Daniel’s New Friend centers on non-disabled characters meeting a new friend with leg braces and arm crutches. Daniel Tiger is a celebrity (it’s his neighborhood, after all) so it kinda makes sense to center the story on him. This story works for preschoolers and kindergartners who aren’t sure how to treat friends with mobility disabilities (hint: like a regular friend), in a simple story that both includes and respects Daniel’s friend Chrissie’s, including her voice and opinions.
Normalize Diverse Experiences
‘Moses Goes To A Concert‘ introduces simple signs in a field trip story while dispelling myths on what Deaf children can and can’t do.
‘Dixie wants an allergy‘ introduces us to a few common allergies. As a side note, it’s also great for introducing how appropriating something that endangers marginalized people for our own entertainment is a jerk thing to do.
‘Keep Your Ear On The Ball‘ centers a non-Deaf protagonist, but addresses common frustrations with the presumption of incompetence, and sets examples for how non-Deaf friends can aid inclusive environments for everyone.
‘My Three Best Friends And Me, Zulay‘ is all over the place (the book has nothing to do with her three friends and tries to cram in three plot lines into one, which is confusing at best), but at least it centers a Blind girl of color.
The Princess And The Peanut Allergy validates the experience of kids who have to disclose food allergies, even when it risks facing some fragile lash-back from friends.
Beyond disability, this is a spectacular story to introduce the idea of privilege and the aggressive response people face when asking for accommodations (fragility) – or even just educating those with more privilege to inequity.
Douglas, You Need Glasses was written for kids who…you guessed it! – Need glasses. It’s a cute story centering on a near-sighted dog that shows the benefits of a visit to the optometrist and picking up some cool new specs. Some funny jokes, an upbeat story, and no judgement. Plus there are cute photos of real kids rocking glasses at the end, to show kids know they aren’t alone.

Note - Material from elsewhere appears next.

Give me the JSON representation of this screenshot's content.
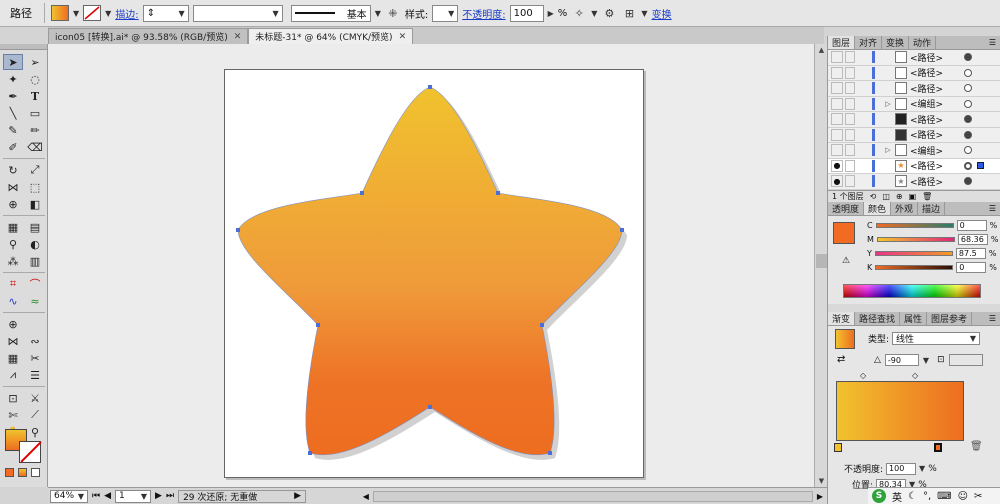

Fight Myths & Create Understanding
‘Don’t Call Me Special‘ gently addresses a few of the most common ableist practices that harm disabled folks in ways even a preschooler can understand. I’m not a huge fan of the other books in this series, but this one is solid.
‘Eating Gluten Free With Emily‘ shows us how isolating it can feel to be segregated from social activities because of dietary restrictions (Celiac disease). We also learn how her disability doesn’t define her, it’s just a part of who she is, like freckles and her sense of humor. We also see how adults who don’t take her disease seriously put her in danger.
‘I Know Someone With Down Syndrome‘ Despite the title centering people without Down syndrome (why must non-disabled people constantly center themselves?!), this was a surprisingly inclusive and respectful intro to the lives of people with DS and takes care not to generalize. Bonus points for photographs instead of illustrations to help kids accept that kids with DSare regular people.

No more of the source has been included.